頭のなかでゆっくりと、隙なく因果の整った仮説を組みたてながら参道を戻ると、ちょうど山門を潜って歩いてくる真葛の姿が見えた。
「あら櫻花どの、ずいぶんお早いこと!」
真葛が笑いながら小走りに駆け寄ってくる。
「首尾はいかがでした?」
「まずまずだ。そちらは?」
訊ねるなり、真葛は不愉快そうに細い眉根を寄せた。
「……どうなされた?」
「あの扇屋のお延って女将、私は好きませんね」
「何を言われたのだ?」
「内々にちょっとお話をって申し出たら、ニヤニヤ笑って『売るのかい? 買うのかい?』って、開口一番こういうんですよ! そりゃ今は芸者めかした拵えですからね、『売るのかい?』は仕方ないとして、『買うのかい』って何です? 私は今まで一度だって役者買いみたいな遊びはしたことはないんです!」
参道の人気のなさをいいことにか、真葛が声を潜めずに憤る。
「ま、真葛どの、まあ落ち着け――」
櫻花は慌てて宥めかけたが、ふと違和感を覚えた。
「――櫻花どの?」
真葛が訝しそうに見上げてくる。
「どうしたんです?」
「や、役者買いみたいな遊びというのは、飯盛り旅籠で仲介するものなんだろうか?」
「さあてね、場合によってはするんじゃありません? 狐火騒ぎの顛末については、あなたがあぐりさんから訊いたのと寸分違いませんでした。

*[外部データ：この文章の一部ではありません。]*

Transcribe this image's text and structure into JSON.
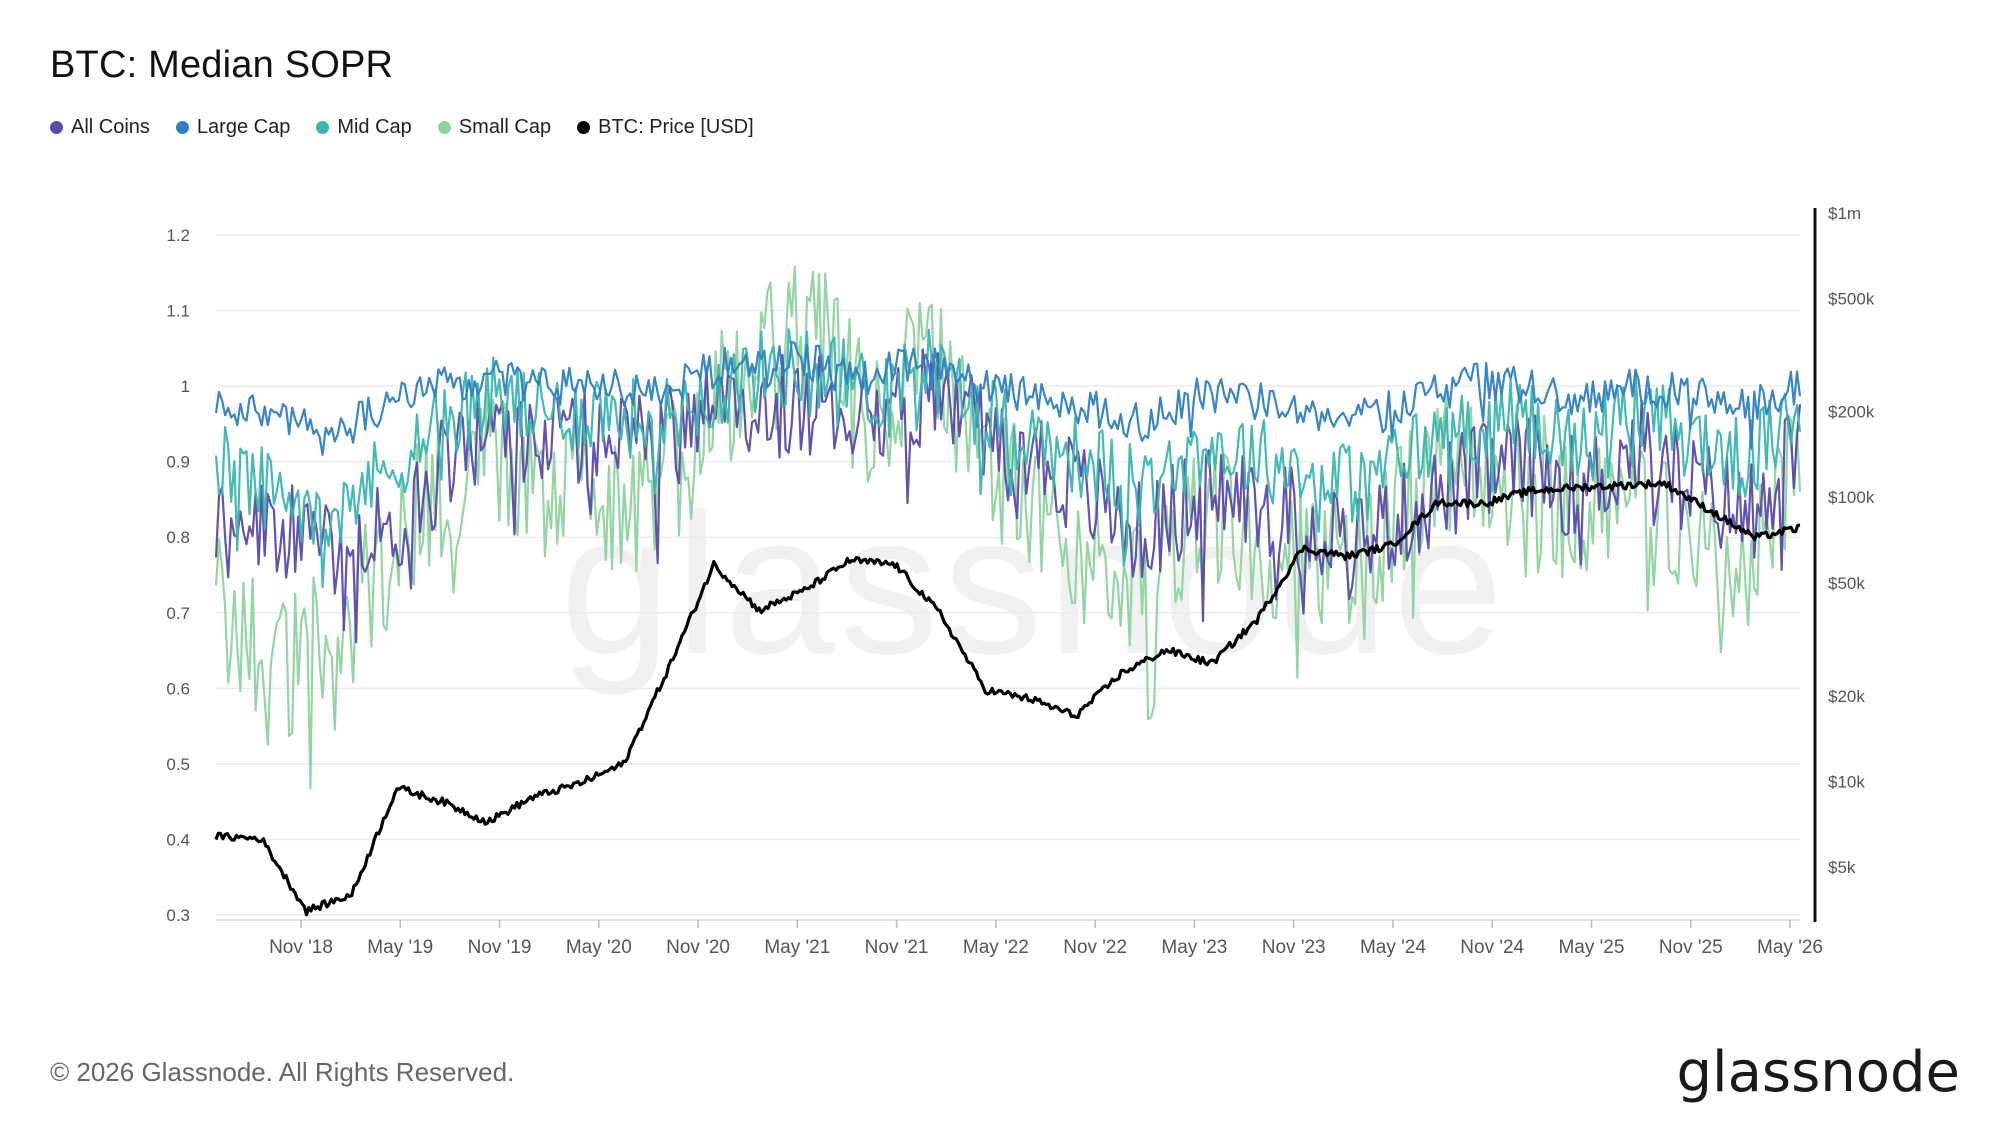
{
  "chart_data": {
    "type": "line",
    "title": "BTC: Median SOPR",
    "left_axis": {
      "ticks": [
        "0.3",
        "0.4",
        "0.5",
        "0.6",
        "0.7",
        "0.8",
        "0.9",
        "1",
        "1.1",
        "1.2"
      ],
      "min": 0.3,
      "max": 1.2
    },
    "right_axis": {
      "scale": "log",
      "ticks": [
        {
          "label": "$5k",
          "value": 5000
        },
        {
          "label": "$10k",
          "value": 10000
        },
        {
          "label": "$20k",
          "value": 20000
        },
        {
          "label": "$50k",
          "value": 50000
        },
        {
          "label": "$100k",
          "value": 100000
        },
        {
          "label": "$200k",
          "value": 200000
        },
        {
          "label": "$500k",
          "value": 500000
        },
        {
          "label": "$1m",
          "value": 1000000
        }
      ]
    },
    "x_ticks": [
      "Nov '18",
      "May '19",
      "Nov '19",
      "May '20",
      "Nov '20",
      "May '21",
      "Nov '21",
      "May '22",
      "Nov '22",
      "May '23",
      "Nov '23",
      "May '24",
      "Nov '24",
      "May '25",
      "Nov '25",
      "May '26"
    ],
    "series": [
      {
        "name": "All Coins",
        "color": "#5b4aa8",
        "axis": "left",
        "values": [
          0.84,
          0.82,
          0.78,
          0.8,
          0.88,
          0.95,
          0.93,
          0.94,
          0.92,
          0.96,
          0.97,
          0.98,
          0.96,
          0.99,
          0.95,
          0.91,
          0.85,
          0.8,
          0.86,
          0.85,
          0.82,
          0.8,
          0.84,
          0.88,
          0.9,
          0.86,
          0.92,
          0.87,
          0.83,
          0.92
        ]
      },
      {
        "name": "Large Cap",
        "color": "#2f7fc1",
        "axis": "left",
        "values": [
          0.98,
          0.96,
          0.94,
          0.97,
          1.0,
          1.01,
          1.0,
          1.0,
          0.99,
          1.02,
          1.04,
          1.03,
          1.01,
          1.04,
          1.0,
          0.99,
          0.97,
          0.95,
          0.99,
          0.98,
          0.97,
          0.96,
          0.99,
          1.01,
          1.0,
          0.98,
          1.0,
          0.99,
          0.97,
          1.0
        ]
      },
      {
        "name": "Mid Cap",
        "color": "#3bb5b0",
        "axis": "left",
        "values": [
          0.9,
          0.86,
          0.84,
          0.88,
          0.95,
          0.99,
          0.96,
          0.97,
          0.95,
          0.99,
          1.02,
          1.03,
          0.99,
          1.03,
          0.97,
          0.93,
          0.9,
          0.86,
          0.92,
          0.91,
          0.88,
          0.87,
          0.92,
          0.95,
          0.96,
          0.92,
          0.97,
          0.93,
          0.9,
          0.96
        ]
      },
      {
        "name": "Small Cap",
        "color": "#8fd3a0",
        "axis": "left",
        "values": [
          0.72,
          0.62,
          0.66,
          0.75,
          0.86,
          0.92,
          0.88,
          0.85,
          0.84,
          0.96,
          1.05,
          1.08,
          0.93,
          1.06,
          0.9,
          0.83,
          0.78,
          0.74,
          0.83,
          0.8,
          0.78,
          0.76,
          0.86,
          0.92,
          0.88,
          0.82,
          0.9,
          0.8,
          0.76,
          0.92
        ]
      },
      {
        "name": "BTC: Price [USD]",
        "color": "#000000",
        "axis": "right",
        "values": [
          6400,
          6300,
          3500,
          4000,
          9500,
          8500,
          7200,
          8800,
          9800,
          11500,
          25000,
          58000,
          40000,
          47000,
          60000,
          58000,
          39000,
          21000,
          19500,
          17000,
          24000,
          29000,
          26000,
          37000,
          66000,
          62000,
          68000,
          96000,
          95000,
          105000,
          108000,
          110000,
          112000,
          90000,
          72000,
          78000
        ]
      }
    ]
  },
  "legend": [
    {
      "label": "All Coins",
      "color": "#5b4aa8"
    },
    {
      "label": "Large Cap",
      "color": "#2f7fc1"
    },
    {
      "label": "Mid Cap",
      "color": "#3bb5b0"
    },
    {
      "label": "Small Cap",
      "color": "#8fd3a0"
    },
    {
      "label": "BTC: Price [USD]",
      "color": "#000000"
    }
  ],
  "watermark": "glassnode",
  "footer": "© 2026 Glassnode. All Rights Reserved.",
  "logo": "glassnode"
}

先月七日の朝方、あぐりさんがひどく狼狽した様子で駆けこんできて、この重宝院の境内で狐火を見たと言ったのだそうです。お延さんはそれを聞いて、旧幕時代に狐火を見て死んだ芸者がいるという底意地悪い話をしたのだそうです」
「なるほど。――そのお延どのは、あぐりどのが『狐火を見た』と言った――と、証言したのだな?」
「ええ。それが何か?」
「先日、なぜ狐火と思ったのかとあぐりどのに訊ねたら、なぜかは分からないと答えたのだ」
「つまりどういうことです?」
「つまり、推測だが、あぐりどのは実際には『荒れ寺で不思議な火を見た』と告げただけで、それを聞いたお延どのが旧幕時代の狐火の話をしたから、あぐりどのは後から、自分が見たものは狐火だったと思い込んだのかもしれない」
「ああなるほど! それはありそうですわね。で、その話が噂になった結果、誰かが王子稲荷を詣でてこちらの社に御札を貼り、物見高い神狐さまがお出ましになった――と、こういう流れですわね?」
「おそらくは」
「じゃ、次に確かめるべきは、だれが王子稲荷を詣でたかということ?」
「ああ。それからもうひとつ」
「なんですの?」
「旧幕時代に狐火を見て死んだ芸者がいるという話、あれが本当かどうかを確かめるべきだ。昔から内藤新宿に住んでいる町人に訊くのが一番いいのだが」
「ああ、それなら門番の為助さんに訊いてみましょう。王子稲荷を詣でた誰かについては――どこのだれに訊いたらいいのかしら?」
「まずは柏木どのご本人だな」
今後の聞き込みの予定について話し合いながら山門へ向かっていたとき、櫻花はふと、あぐりから聞いた身の上話を思い出した。
「そういえば、あぐりどのは戊辰の戦で連れ合いを亡くしたのだそうだ」
ふと声に出して呟いたとき、前を歩く真葛の肩がわずかに強張るのが分かった。
櫻花はこめかみのあたりに微かな頭痛を感じた。
細い細い針に脳髄を刺されるような痛み――その痛みに促されるように、脳裏に鮮やかな静止画が閃く。
細く開いた障子の隙間から射す鋭く白い陽光。
白い衣に包まれた膝の上できつく組み合わされた華奢な手。
指先が赤らむほどきつく組まれた手の上にホタホタと落ちる涙。
その涙の燦めきを思い出したとき、静止画が動きを取り戻した。
――泣いていたのは真葛どのだ。私はその顔を見あげていた……
「真葛どの――」
「なんです」
真葛が振り返らないまま応えた。
ひどく強張った声だ。
櫻花は一瞬躊躇ってから続けた。
「私は、どうも日光での戦いの前後の記憶を失くしている気がするのだが――」
数秒待っても真葛は否定しなかった。
櫻花は腹を決めて訊ねた。
「私たちも誰かを亡くしているのだろうか? 私たちにとって誰か大切だった人を」
真葛は数秒黙り込んでいたが、じきに足を止め、笑顔を浮かべて振り返りながら答えた。
「いいえ、亡くしていませんよ。私たちにとって大切だった人は、誰も亡くしていません」
その声は優しく哀しげだった。
櫻花は安堵した。
真葛が嘘をついているときは大抵表情で分かる。
彼女の言うことは本当だ。
しかし、それならどうしてこんなにも哀しそうな顔をしているのだろう?
あなたはどうして泣きそうなのだ?
その問いは言葉には出せなかった。